Çinli bilgisayar korsanlarına karşı suç duyurusunda bulunan Amerikalı savcılar, küresel korsanlık operasyonunun amacının "Çin rejimini eleştirenleri bastırmak, devlet kurumlarını tehlikeye atmak ve ticari sırları çalmak" olarak açıkladı.
Savcılar, Çinli bilgisayar korsanları olduğu iddia edilen yedi kişi hakkında hazırladıkları suç duyurusunda bilgisayar korsanlığı nedeniyle milyonlarca Amerikalıya ait iş hesapları, kişisel e-postalar, çevrimiçi depolama ve telefon görüşmesi kayıtlarının doğrulandığı veya potansiyel olarak tehlikeye atıldığı bildirdi.

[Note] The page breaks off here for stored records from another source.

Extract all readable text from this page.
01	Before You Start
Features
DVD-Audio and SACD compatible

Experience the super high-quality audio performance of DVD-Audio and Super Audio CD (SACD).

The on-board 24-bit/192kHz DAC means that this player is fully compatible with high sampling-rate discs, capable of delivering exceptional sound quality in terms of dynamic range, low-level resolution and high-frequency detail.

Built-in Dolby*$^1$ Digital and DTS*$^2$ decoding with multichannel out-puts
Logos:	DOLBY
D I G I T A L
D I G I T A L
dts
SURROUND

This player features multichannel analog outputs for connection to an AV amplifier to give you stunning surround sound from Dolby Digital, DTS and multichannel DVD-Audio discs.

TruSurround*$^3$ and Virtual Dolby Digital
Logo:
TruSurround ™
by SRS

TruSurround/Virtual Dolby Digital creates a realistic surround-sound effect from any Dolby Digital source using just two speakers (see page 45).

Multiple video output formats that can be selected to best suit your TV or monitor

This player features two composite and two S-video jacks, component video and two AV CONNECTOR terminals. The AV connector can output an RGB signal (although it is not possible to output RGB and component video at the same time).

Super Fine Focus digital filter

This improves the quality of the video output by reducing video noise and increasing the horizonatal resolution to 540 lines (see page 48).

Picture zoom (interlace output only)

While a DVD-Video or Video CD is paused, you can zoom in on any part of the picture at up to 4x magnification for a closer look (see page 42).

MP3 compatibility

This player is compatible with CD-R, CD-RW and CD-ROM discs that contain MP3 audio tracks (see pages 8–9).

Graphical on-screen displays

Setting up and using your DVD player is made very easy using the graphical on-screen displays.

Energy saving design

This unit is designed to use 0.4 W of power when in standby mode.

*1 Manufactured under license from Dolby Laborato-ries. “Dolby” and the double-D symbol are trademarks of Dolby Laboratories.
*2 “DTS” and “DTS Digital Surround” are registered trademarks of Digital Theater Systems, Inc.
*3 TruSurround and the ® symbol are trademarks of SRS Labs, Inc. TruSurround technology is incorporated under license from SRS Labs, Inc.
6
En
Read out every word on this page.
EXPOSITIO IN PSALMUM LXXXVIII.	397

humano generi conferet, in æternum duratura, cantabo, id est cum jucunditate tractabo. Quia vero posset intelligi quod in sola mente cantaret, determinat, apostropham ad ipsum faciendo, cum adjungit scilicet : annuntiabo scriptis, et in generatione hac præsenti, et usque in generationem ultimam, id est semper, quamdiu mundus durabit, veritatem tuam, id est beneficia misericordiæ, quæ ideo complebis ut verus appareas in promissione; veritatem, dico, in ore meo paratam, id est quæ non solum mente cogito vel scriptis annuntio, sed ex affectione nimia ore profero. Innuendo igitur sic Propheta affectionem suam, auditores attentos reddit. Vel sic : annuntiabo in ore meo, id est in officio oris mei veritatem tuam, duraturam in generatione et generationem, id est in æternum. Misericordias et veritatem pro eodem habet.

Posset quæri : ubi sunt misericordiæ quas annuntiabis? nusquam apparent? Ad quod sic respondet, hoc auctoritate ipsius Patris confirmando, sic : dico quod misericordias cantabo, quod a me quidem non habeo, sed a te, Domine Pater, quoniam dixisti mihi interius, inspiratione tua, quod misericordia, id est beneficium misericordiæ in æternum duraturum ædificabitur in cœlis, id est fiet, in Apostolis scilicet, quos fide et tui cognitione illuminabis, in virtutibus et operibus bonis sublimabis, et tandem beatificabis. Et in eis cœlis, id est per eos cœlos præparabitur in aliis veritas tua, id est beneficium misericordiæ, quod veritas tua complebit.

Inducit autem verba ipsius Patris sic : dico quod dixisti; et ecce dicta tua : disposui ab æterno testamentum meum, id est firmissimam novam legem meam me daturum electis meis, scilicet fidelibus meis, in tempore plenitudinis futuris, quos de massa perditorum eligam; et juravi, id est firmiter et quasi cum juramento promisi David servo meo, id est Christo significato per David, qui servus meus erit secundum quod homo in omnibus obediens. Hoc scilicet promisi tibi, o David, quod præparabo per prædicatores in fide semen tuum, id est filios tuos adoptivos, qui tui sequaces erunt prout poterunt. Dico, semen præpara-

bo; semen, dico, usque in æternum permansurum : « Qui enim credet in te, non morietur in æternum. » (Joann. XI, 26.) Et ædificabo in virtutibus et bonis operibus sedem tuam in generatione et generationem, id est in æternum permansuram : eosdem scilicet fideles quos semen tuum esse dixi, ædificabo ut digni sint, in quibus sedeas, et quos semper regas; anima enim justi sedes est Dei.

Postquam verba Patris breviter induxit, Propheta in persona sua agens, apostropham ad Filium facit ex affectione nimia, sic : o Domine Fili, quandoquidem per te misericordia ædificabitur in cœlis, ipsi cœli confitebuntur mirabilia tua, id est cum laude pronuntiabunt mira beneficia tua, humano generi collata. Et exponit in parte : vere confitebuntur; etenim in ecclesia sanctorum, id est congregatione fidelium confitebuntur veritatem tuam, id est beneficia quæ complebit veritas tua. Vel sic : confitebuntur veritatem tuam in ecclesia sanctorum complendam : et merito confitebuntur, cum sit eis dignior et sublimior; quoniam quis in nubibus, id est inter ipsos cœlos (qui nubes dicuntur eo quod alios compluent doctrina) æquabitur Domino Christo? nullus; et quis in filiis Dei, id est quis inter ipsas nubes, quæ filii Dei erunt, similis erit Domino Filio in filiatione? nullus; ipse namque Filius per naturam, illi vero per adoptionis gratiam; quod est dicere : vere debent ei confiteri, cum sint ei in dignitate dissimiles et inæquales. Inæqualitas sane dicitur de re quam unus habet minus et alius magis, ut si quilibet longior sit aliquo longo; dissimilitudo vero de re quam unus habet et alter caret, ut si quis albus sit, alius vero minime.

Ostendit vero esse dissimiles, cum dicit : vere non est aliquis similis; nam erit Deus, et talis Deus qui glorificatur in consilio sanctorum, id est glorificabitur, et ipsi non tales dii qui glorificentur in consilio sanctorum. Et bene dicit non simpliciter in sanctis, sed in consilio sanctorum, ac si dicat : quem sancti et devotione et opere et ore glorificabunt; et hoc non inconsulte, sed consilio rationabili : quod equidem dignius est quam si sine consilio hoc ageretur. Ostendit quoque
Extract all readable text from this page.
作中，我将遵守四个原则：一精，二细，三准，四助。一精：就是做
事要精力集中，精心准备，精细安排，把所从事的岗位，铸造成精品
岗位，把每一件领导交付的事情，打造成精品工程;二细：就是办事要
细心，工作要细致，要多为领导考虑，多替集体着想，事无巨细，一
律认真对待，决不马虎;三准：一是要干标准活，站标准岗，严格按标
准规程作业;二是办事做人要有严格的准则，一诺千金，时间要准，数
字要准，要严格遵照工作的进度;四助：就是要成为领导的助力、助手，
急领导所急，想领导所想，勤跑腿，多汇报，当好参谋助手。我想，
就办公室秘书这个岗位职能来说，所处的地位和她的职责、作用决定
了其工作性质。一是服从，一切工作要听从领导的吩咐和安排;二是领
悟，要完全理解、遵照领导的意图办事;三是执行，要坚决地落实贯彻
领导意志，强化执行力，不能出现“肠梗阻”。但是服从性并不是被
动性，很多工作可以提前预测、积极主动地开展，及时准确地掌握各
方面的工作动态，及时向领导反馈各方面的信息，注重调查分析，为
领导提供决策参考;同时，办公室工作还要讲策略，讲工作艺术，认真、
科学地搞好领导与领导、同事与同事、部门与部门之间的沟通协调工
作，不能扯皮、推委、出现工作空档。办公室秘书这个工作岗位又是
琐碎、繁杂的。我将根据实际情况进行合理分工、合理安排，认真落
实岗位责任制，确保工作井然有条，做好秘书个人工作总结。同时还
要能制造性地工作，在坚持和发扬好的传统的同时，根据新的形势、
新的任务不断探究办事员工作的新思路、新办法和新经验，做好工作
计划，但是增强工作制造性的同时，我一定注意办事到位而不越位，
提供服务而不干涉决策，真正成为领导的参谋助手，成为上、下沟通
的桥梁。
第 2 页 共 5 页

İngiltere, APT31'i milyonlarca İngiliz seçmenin kişisel verilerine erişmekle suçluyor.
Başbakan Yardımcısı Oliver Dowden, hükümetin aldığı tedbirleri "Birleşik Krallık kötü niyetli siber faaliyetlere müsamaha göstermeyecektir." sözleriyle parlamentoda milletvekillerine açıkladı.
Ağustos 2021 ile Ekim 2022 arasında İngiltere Seçim Komisyonu'na yapılan siber saldırı saldırıda 40 milyon seçmenin isim ve adreslerini içeren veri tabanlarına ve ayrıca altı ara seçim boyunca gönderilen hassas e-postalara da erişilmişti. Dowden bugünkü açıklamasında siber saldırının seçimlerin güvenliğini tehlikeye atmadığını belirtti.
İngiliz medyasına göre Londra ve Washington'daki Çinli diplomatlar iddiaları yersiz ve "geçerli kanıtlardan" yoksun olduğu gerekçesiyle reddetti. Çin'in Londra Büyükelçiliği suçlamaları "tamamen uydurma ve kötü niyetli iftiralar" olarak nitelendirdi.
Pekin de son yıllarda Batı'nın korsanlık operasyonu yaptığına dair iddialar gündeme getirmeye başladı.
Çin Devlet Güvenlik Bakanlığı, geçen yıl ABD Ulusal Güvenlik Ajansı'nın Çinli telekomünikasyon devi Huawei Technologies'e defalarca sızdığını iddia etmişti.